For November 2022, Kansas tax revenue was 2.5 percent higher than November 2021. Collections for fiscal year 2023 after five months are 5.4 percent greater than the prior year.
Tax reports from the State of Kansas for November 2022 show tax revenues falling from the previous month and higher than the same month the prior year.
When reporting on Kansas tax collections, the comparison is usually to the estimated tax collections. Those estimates are revised based on economic conditions. To get a feel for the effects of the Kansas economy and state tax policy, we should compare to the same month the prior year. (The estimated revenue figures are still important because the state bases the budget on them. If the actual revenue is below the estimated revenue, there may not be enough income to pay expenses.)
For November 2022, individual income tax collections were $292.4 million, higher by 1.2 percent than last November. Retail sales tax collections rose by 7.0 percent from last November to $239.2 million. Total tax collections were $642.3 million, up 2.5 percent from last November. Table 1 summarizes. (Click charts and tables for larger versions.)
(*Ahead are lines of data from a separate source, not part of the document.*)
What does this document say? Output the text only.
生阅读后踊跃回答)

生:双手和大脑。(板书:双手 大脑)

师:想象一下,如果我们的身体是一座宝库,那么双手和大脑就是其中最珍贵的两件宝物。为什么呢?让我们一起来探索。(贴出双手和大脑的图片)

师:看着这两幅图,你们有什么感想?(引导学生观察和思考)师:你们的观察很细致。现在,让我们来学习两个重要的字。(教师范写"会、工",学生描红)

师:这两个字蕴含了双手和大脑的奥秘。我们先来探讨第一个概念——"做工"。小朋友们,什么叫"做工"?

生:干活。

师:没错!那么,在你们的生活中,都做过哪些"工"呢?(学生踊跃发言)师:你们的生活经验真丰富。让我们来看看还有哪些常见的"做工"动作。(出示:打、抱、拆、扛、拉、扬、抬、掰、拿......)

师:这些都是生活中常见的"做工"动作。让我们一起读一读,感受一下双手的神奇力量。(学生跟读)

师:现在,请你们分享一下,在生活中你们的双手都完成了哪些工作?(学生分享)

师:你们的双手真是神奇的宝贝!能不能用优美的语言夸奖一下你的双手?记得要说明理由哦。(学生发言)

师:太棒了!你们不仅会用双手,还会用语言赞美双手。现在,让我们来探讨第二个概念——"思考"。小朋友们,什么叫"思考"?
In its presentation of this data in May, Kansas Legislative Research noted this regarding retail sales tax collections: “The increase was primarily driven by the impact of inflation on prices.” Inflation is still high, and the rise in retail sales tax collections is close to the inflation experienced over the past year.
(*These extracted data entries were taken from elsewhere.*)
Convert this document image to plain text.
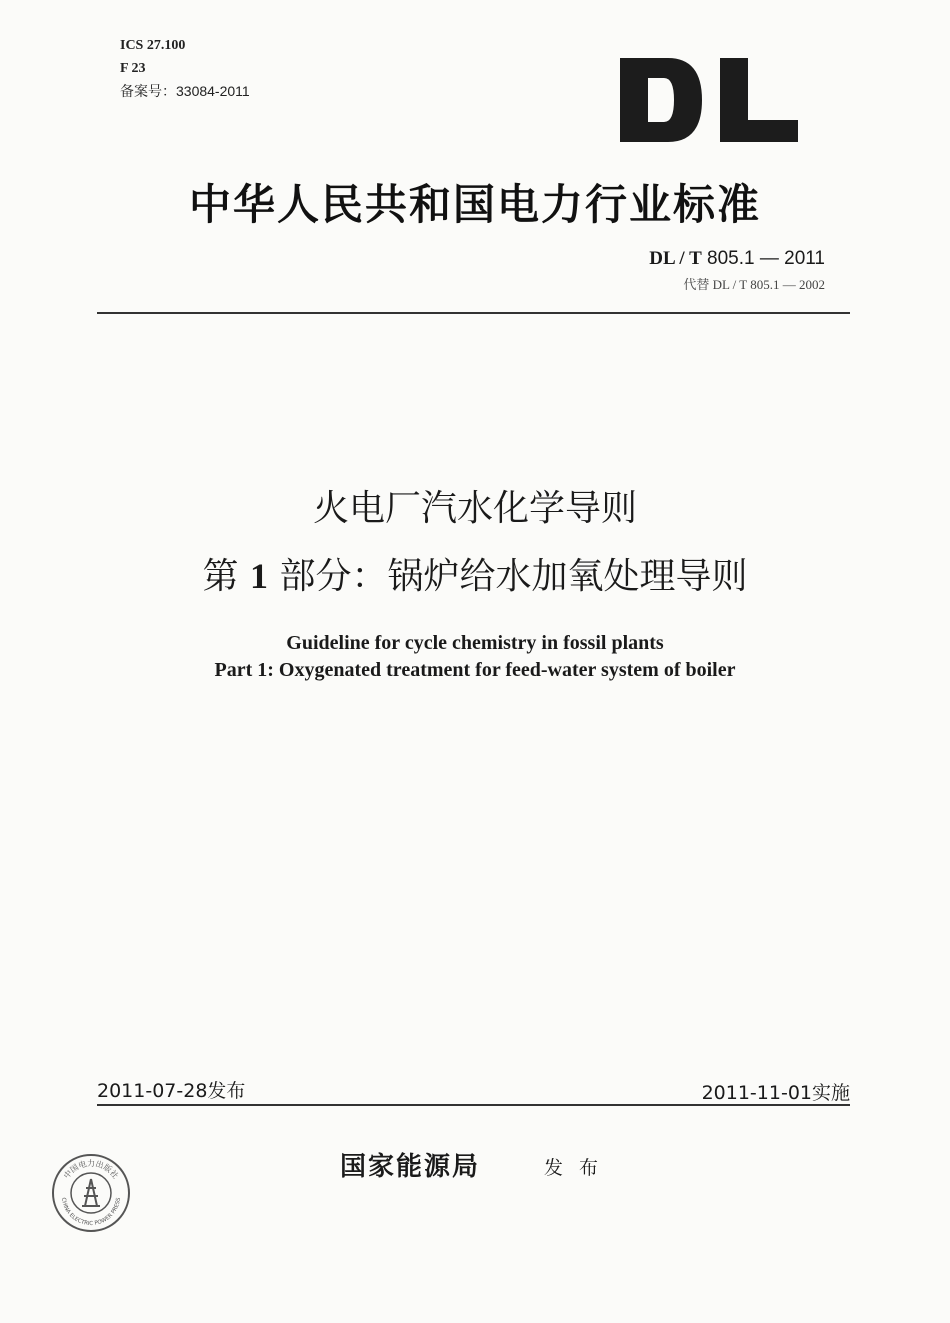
ICS 27.100
F 23
备案号：33084-2011
中华人民共和国电力行业标准
DL / T 805.1 — 2011
代替 DL / T 805.1 — 2002
火电厂汽水化学导则
第 1 部分：锅炉给水加氧处理导则
Guideline for cycle chemistry in fossil plants
Part 1: Oxygenated treatment for feed-water system of boiler
2011-07-28发布	2011-11-01实施
国家能源局	发布
中国电力出版社
CHINA ELECTRIC POWER PRESS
For fiscal year 2023, which started on July 1, 2022 and ends with June 2023, total tax collections are higher by 5.4 percent over the previous fiscal year. Table 2 shows these figures.
Chart 4 compares collections to the same month of the previous year.
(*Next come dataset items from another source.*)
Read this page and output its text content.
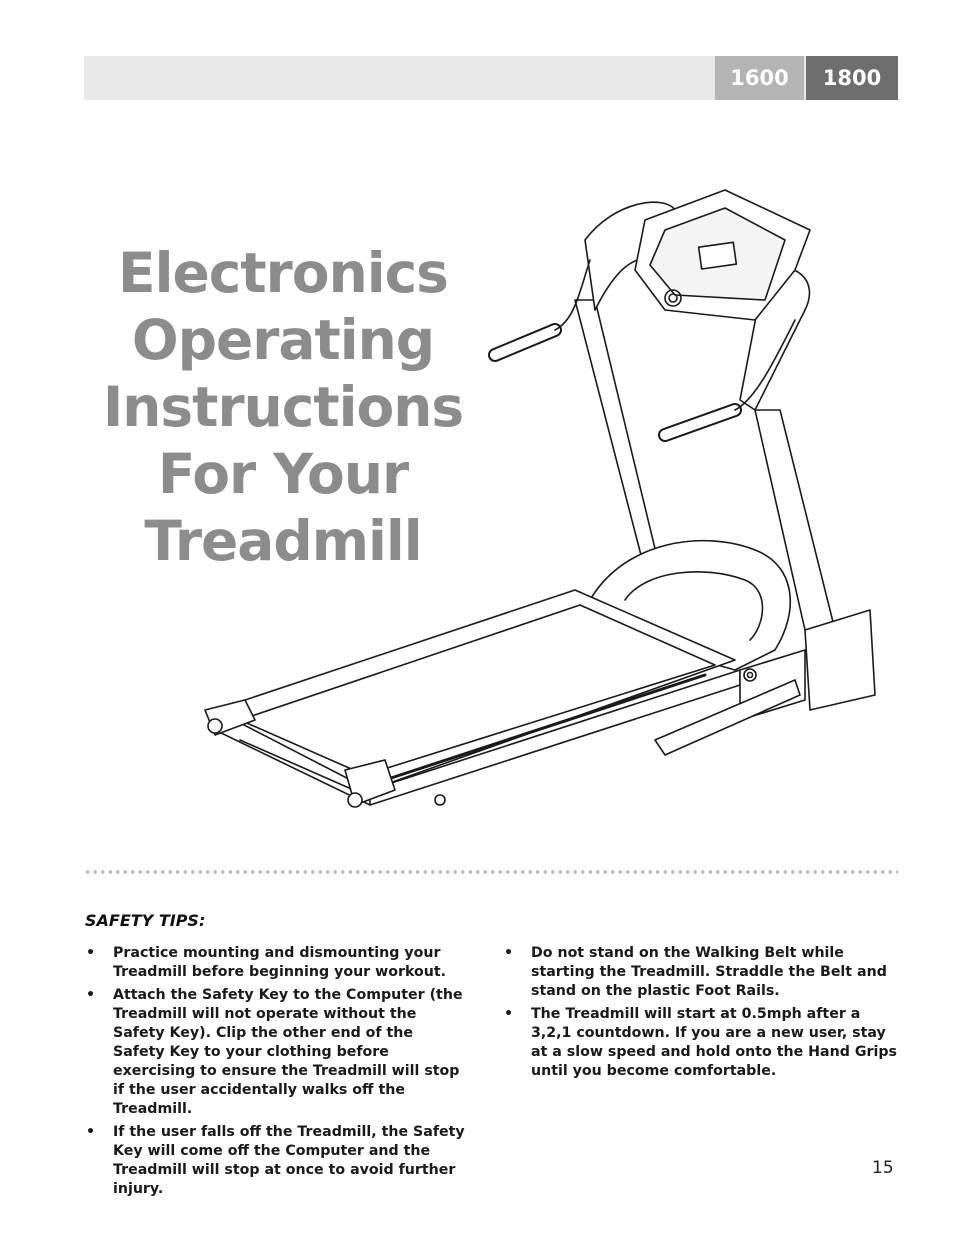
1600	1800
Electronics
Operating
Instructions
For Your
Treadmill
SAFETY TIPS:
• Practice mounting and dismounting your Treadmill before beginning your workout.
• Attach the Safety Key to the Computer (the Treadmill will not operate without the Safety Key). Clip the other end of the Safety Key to your clothing before exercising to ensure the Treadmill will stop if the user accidentally walks off the Treadmill.
• If the user falls off the Treadmill, the Safety Key will come off the Computer and the Treadmill will stop at once to avoid further injury.
• Do not stand on the Walking Belt while starting the Treadmill. Straddle the Belt and stand on the plastic Foot Rails.
• The Treadmill will start at 0.5mph after a 3,2,1 countdown. If you are a new user, stay at a slow speed and hold onto the Hand Grips until you become comfortable.
15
Kansas tax revenues continue to outperform estimates. When the line is above zero in nearby chart 5a, actual revenue was greater than the estimate, and the line is nearly always positive for the past five years or so. Estimates are important because the legislature uses them to make spending decisions. Beyond that, the variance between actual revenue and the estimate doesn’t have much meaning. The governor uses a positive variance as a sign of economic success, remarking in her press release for October: “Governor Laura Kelly today announced that October’s total tax receipts were $740.1 million — 11%, or $73.2 million, above the estimate, and $77.4 million, or 11.7%, more than October of last year. October marks the 27th month in a row in which the state has exceeded its estimated collections … For four years, my administration has worked relentlessly to help businesses grow and succeed, create quality jobs, and get our state back on track.” But this is incorrect. It just as easily means the estimates are wrong, possibly for reasons other than the inherent difficulties of making estimates.
Over the past five or so years, revenues have exceeded estimates, sometimes by large margins. Chart 5b shows the cumulative variance for each fiscal year, with a positive number meaning actual collections were greater than estimated. The trend of positive variances starting with fiscal year 2018 is distinct. This chart does not show total collections and does not illustrate the health of the Kansas economy. It simply compares estimates to actuals.